Intelectual por vocação e ofício, ecólogo militante, pioneiro da área de História Ambiental no país

Século XIX

O bairrismo leva cada país, cada estado e cada município a buscar uma história singular para si. Não se pode entender a história da França, da Inglaterra, da Espanha, de Portugal e de outros países da Europa ocidental sem recorrer ao Império Romano, a àquilo que se denominava Cristandade Católica Romana no período de formação da Europa.

A história do Brasil está intimamente imbricada com a história da Europa Ocidental a partir da expansão marítima. A história de cada capitania, província e estado não pode ser entendida sem a história da Bahia e de Salvador, de Vila Rica/Ouro Preto e Rio de Janeiro. Espírito Santo e Rio de Janeiro estiveram muito próximos em termos históricos até o século XIX.

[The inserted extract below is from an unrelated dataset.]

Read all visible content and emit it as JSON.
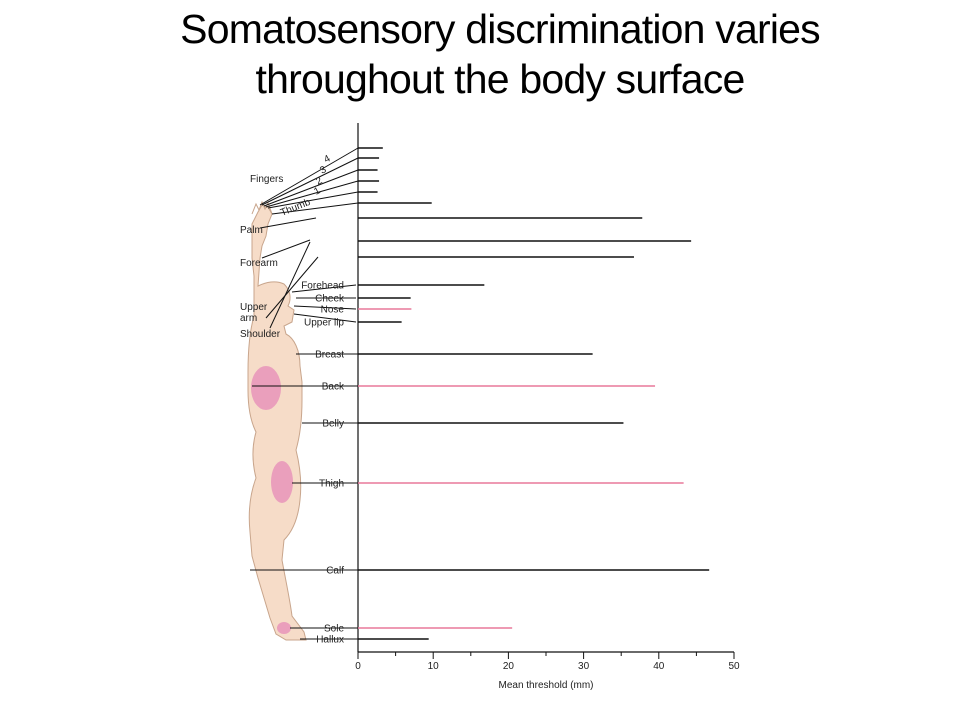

A colonização e a urbanização do sul do Espírito Santo começam na zona costeira do rio Itapemirim com uma sesmaria que se estendia da foz do rio ao limite com a capitania de Minas Gerais. Na prática, essa grande gleba de terra não foi colonizada antes do século XIX, assim como o Tratado de Tordesilhas, de 1492, garantia terras para Portugal na América do Sul que foram colonizadas a partir do século XVIII.

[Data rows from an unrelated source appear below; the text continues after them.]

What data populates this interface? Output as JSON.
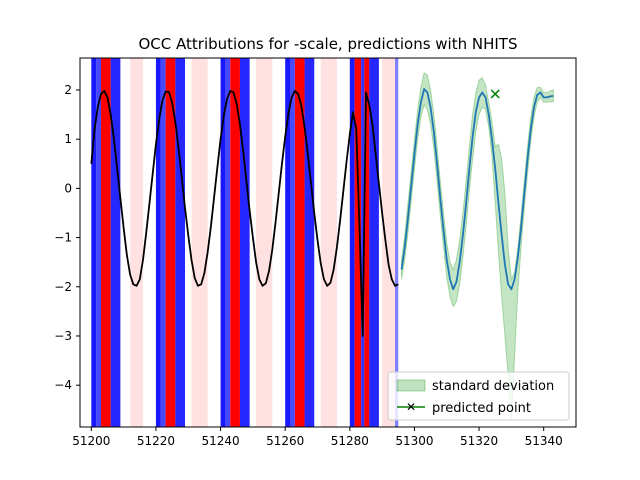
{
  "chart_data": {
    "type": "line",
    "title": "OCC Attributions for -scale, predictions with NHITS",
    "xlabel": "",
    "ylabel": "",
    "xlim": [
      51196.5,
      51350
    ],
    "ylim": [
      -4.85,
      2.65
    ],
    "grid": false,
    "x_ticks": [
      51200,
      51220,
      51240,
      51260,
      51280,
      51300,
      51320,
      51340
    ],
    "y_ticks": [
      2,
      1,
      0,
      -1,
      -2,
      -3,
      -4
    ],
    "history": {
      "color": "#000000",
      "x": [
        51200,
        51201,
        51202,
        51203,
        51204,
        51205,
        51206,
        51207,
        51208,
        51209,
        51210,
        51211,
        51212,
        51213,
        51214,
        51215,
        51216,
        51217,
        51218,
        51219,
        51220,
        51221,
        51222,
        51223,
        51224,
        51225,
        51226,
        51227,
        51228,
        51229,
        51230,
        51231,
        51232,
        51233,
        51234,
        51235,
        51236,
        51237,
        51238,
        51239,
        51240,
        51241,
        51242,
        51243,
        51244,
        51245,
        51246,
        51247,
        51248,
        51249,
        51250,
        51251,
        51252,
        51253,
        51254,
        51255,
        51256,
        51257,
        51258,
        51259,
        51260,
        51261,
        51262,
        51263,
        51264,
        51265,
        51266,
        51267,
        51268,
        51269,
        51270,
        51271,
        51272,
        51273,
        51274,
        51275,
        51276,
        51277,
        51278,
        51279,
        51280,
        51281,
        51282,
        51283,
        51284,
        51285,
        51286,
        51287,
        51288,
        51289,
        51290,
        51291,
        51292,
        51293,
        51294,
        51295
      ],
      "y": [
        0.5,
        1.2,
        1.65,
        1.92,
        1.98,
        1.85,
        1.5,
        1.0,
        0.4,
        -0.2,
        -0.8,
        -1.35,
        -1.75,
        -1.95,
        -1.98,
        -1.85,
        -1.45,
        -0.9,
        -0.3,
        0.3,
        0.9,
        1.4,
        1.78,
        1.97,
        1.96,
        1.75,
        1.35,
        0.82,
        0.22,
        -0.4,
        -0.95,
        -1.45,
        -1.82,
        -1.98,
        -1.95,
        -1.72,
        -1.3,
        -0.78,
        -0.18,
        0.42,
        1.0,
        1.48,
        1.82,
        1.98,
        1.95,
        1.72,
        1.3,
        0.76,
        0.15,
        -0.45,
        -1.0,
        -1.5,
        -1.85,
        -1.98,
        -1.93,
        -1.68,
        -1.25,
        -0.7,
        -0.1,
        0.5,
        1.05,
        1.52,
        1.85,
        1.98,
        1.92,
        1.68,
        1.25,
        0.7,
        0.1,
        -0.5,
        -1.05,
        -1.52,
        -1.85,
        -1.98,
        -1.92,
        -1.65,
        -1.2,
        -0.65,
        -0.05,
        0.55,
        1.1,
        1.55,
        1.2,
        -0.8,
        -3.0,
        1.95,
        1.7,
        1.3,
        0.7,
        0.1,
        -0.5,
        -1.05,
        -1.55,
        -1.85,
        -1.98,
        -1.95
      ]
    },
    "forecast": {
      "color": "#1f77b4",
      "x": [
        51296,
        51297,
        51298,
        51299,
        51300,
        51301,
        51302,
        51303,
        51304,
        51305,
        51306,
        51307,
        51308,
        51309,
        51310,
        51311,
        51312,
        51313,
        51314,
        51315,
        51316,
        51317,
        51318,
        51319,
        51320,
        51321,
        51322,
        51323,
        51324,
        51325,
        51326,
        51327,
        51328,
        51329,
        51330,
        51331,
        51332,
        51333,
        51334,
        51335,
        51336,
        51337,
        51338,
        51339,
        51340,
        51341,
        51342,
        51343
      ],
      "y": [
        -1.65,
        -1.2,
        -0.6,
        0.05,
        0.7,
        1.3,
        1.75,
        2.02,
        1.95,
        1.65,
        1.15,
        0.5,
        -0.2,
        -0.85,
        -1.45,
        -1.85,
        -2.05,
        -1.9,
        -1.5,
        -0.95,
        -0.3,
        0.4,
        1.05,
        1.55,
        1.85,
        1.95,
        1.85,
        1.5,
        1.0,
        0.4,
        -0.3,
        -0.95,
        -1.55,
        -1.95,
        -2.05,
        -1.85,
        -1.4,
        -0.8,
        -0.1,
        0.6,
        1.2,
        1.65,
        1.9,
        1.95,
        1.85,
        1.85,
        1.87,
        1.88
      ],
      "upper": [
        -1.45,
        -0.95,
        -0.3,
        0.35,
        1.0,
        1.6,
        2.05,
        2.35,
        2.3,
        2.0,
        1.5,
        0.85,
        0.15,
        -0.5,
        -1.1,
        -1.5,
        -1.65,
        -1.45,
        -1.05,
        -0.5,
        0.15,
        0.85,
        1.5,
        1.95,
        2.2,
        2.25,
        2.1,
        1.75,
        1.35,
        0.85,
        0.9,
        0.6,
        -0.1,
        -1.2,
        -1.85,
        -1.7,
        -1.2,
        -0.55,
        0.15,
        0.85,
        1.45,
        1.85,
        2.05,
        2.05,
        1.95,
        1.95,
        1.98,
        2.0
      ],
      "lower": [
        -1.85,
        -1.45,
        -0.9,
        -0.25,
        0.4,
        1.0,
        1.45,
        1.7,
        1.6,
        1.3,
        0.8,
        0.15,
        -0.55,
        -1.2,
        -1.8,
        -2.2,
        -2.4,
        -2.3,
        -1.95,
        -1.4,
        -0.75,
        -0.05,
        0.6,
        1.15,
        1.5,
        1.65,
        1.6,
        1.25,
        0.65,
        -0.3,
        -1.3,
        -2.2,
        -3.0,
        -3.8,
        -4.7,
        -3.4,
        -2.1,
        -1.2,
        -0.4,
        0.3,
        0.95,
        1.45,
        1.75,
        1.85,
        1.75,
        1.75,
        1.76,
        1.76
      ]
    },
    "predicted_point": {
      "x": 51325,
      "y": 1.92,
      "color": "#008000"
    },
    "attribution_spans": [
      {
        "x0": 51200,
        "x1": 51201.5,
        "color": "#0000ff",
        "alpha": 0.9
      },
      {
        "x0": 51201.5,
        "x1": 51203,
        "color": "#1a1aff",
        "alpha": 0.8
      },
      {
        "x0": 51203,
        "x1": 51206,
        "color": "#ff0000",
        "alpha": 1.0
      },
      {
        "x0": 51206,
        "x1": 51209,
        "color": "#0000ff",
        "alpha": 0.85
      },
      {
        "x0": 51212,
        "x1": 51216,
        "color": "#ffb3b3",
        "alpha": 0.4
      },
      {
        "x0": 51220,
        "x1": 51221.5,
        "color": "#0000ff",
        "alpha": 0.9
      },
      {
        "x0": 51221.5,
        "x1": 51223,
        "color": "#1a1aff",
        "alpha": 0.8
      },
      {
        "x0": 51223,
        "x1": 51226,
        "color": "#ff0000",
        "alpha": 1.0
      },
      {
        "x0": 51226,
        "x1": 51229,
        "color": "#0000ff",
        "alpha": 0.85
      },
      {
        "x0": 51231,
        "x1": 51236,
        "color": "#ffb3b3",
        "alpha": 0.4
      },
      {
        "x0": 51240,
        "x1": 51241.5,
        "color": "#0000ff",
        "alpha": 0.9
      },
      {
        "x0": 51241.5,
        "x1": 51243,
        "color": "#1a1aff",
        "alpha": 0.8
      },
      {
        "x0": 51243,
        "x1": 51246,
        "color": "#ff0000",
        "alpha": 1.0
      },
      {
        "x0": 51246,
        "x1": 51249,
        "color": "#0000ff",
        "alpha": 0.85
      },
      {
        "x0": 51251,
        "x1": 51256,
        "color": "#ffb3b3",
        "alpha": 0.4
      },
      {
        "x0": 51260,
        "x1": 51261.5,
        "color": "#0000ff",
        "alpha": 0.9
      },
      {
        "x0": 51261.5,
        "x1": 51263,
        "color": "#1a1aff",
        "alpha": 0.8
      },
      {
        "x0": 51263,
        "x1": 51266,
        "color": "#ff0000",
        "alpha": 1.0
      },
      {
        "x0": 51266,
        "x1": 51269,
        "color": "#0000ff",
        "alpha": 0.85
      },
      {
        "x0": 51271,
        "x1": 51276,
        "color": "#ffb3b3",
        "alpha": 0.4
      },
      {
        "x0": 51280,
        "x1": 51281.5,
        "color": "#0000ff",
        "alpha": 0.9
      },
      {
        "x0": 51281.5,
        "x1": 51283.5,
        "color": "#ff0000",
        "alpha": 1.0
      },
      {
        "x0": 51283.5,
        "x1": 51284.5,
        "color": "#0000ff",
        "alpha": 0.8
      },
      {
        "x0": 51284.5,
        "x1": 51286,
        "color": "#ff0000",
        "alpha": 1.0
      },
      {
        "x0": 51286,
        "x1": 51289,
        "color": "#0000ff",
        "alpha": 0.85
      },
      {
        "x0": 51290,
        "x1": 51294,
        "color": "#ffb3b3",
        "alpha": 0.4
      },
      {
        "x0": 51294,
        "x1": 51295,
        "color": "#0000ff",
        "alpha": 0.5
      }
    ],
    "legend": {
      "placement": "lower-right",
      "entries": [
        {
          "label": "standard deviation",
          "kind": "patch",
          "color": "#2ca02c"
        },
        {
          "label": "predicted point",
          "kind": "marker",
          "color": "#008000"
        }
      ]
    }
  }
}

É bem verdade que as vagas notícias sobre minérios valiosos nas minas do Castelo estimularam aventureiros a se interiorizar, mas não a colonizar e urbanizar as terras altas do vale do Itapemirim.

Com a transferência da capital do reino português para o Brasil, em 1808, D. João promoveu a abertura dos portos às nações amigas e, com o Congresso de Viena, em 1815, muitos estrangeiros puderam entrar no Brasil como comerciantes, militares, naturalistas etc. Em princípio, franceses não eram amigos. As tropas napoleônicas invadiram Portugal. Os membros da monarquia e grande parte da corte tiveram de se deslocar para o Brasil com o insistente apoio da Inglaterra, que havia resistido ao Bloqueio Continental, em 1806.

Com a derrota definitiva de Napoleão e seu exílio na ilha de Santa Helena, em 1815, a França voltou a ser uma nação amiga de Portugal. Em 1815, um ano antes da elevação do Brasil a reino unido a Portugal e Algarve, chegou ao Brasil o militar francês, J.C.R. Milliet de Saint-Adolphe. Pouco se conhece de sua vida pessoal. Teria nascido em 1789, ano em que oficialmente se iniciou a Revolução Francesa? Teria sido perseguido depois de 1815 por admirar Napoleão?

Ele veio para o Brasil com seu filho Auguste e trabalhou como tipógrafo. Voltou à França em 1842 com muitas anotações sobre o Brasil. Em 1845, lançou o Dicionário Geográfico, Histórico e Descritivo do Império do Brasil, o primeiro do gênero, com quatro mil verbetes. Saint-Adolphe tinha uma curiosidade insaciável. Para satisfazê-la, viajou pelo Brasil colhendo subsídios a fim de empreender uma obra robusta para uma só pessoa em 26 anos num país muito desconhecido ainda.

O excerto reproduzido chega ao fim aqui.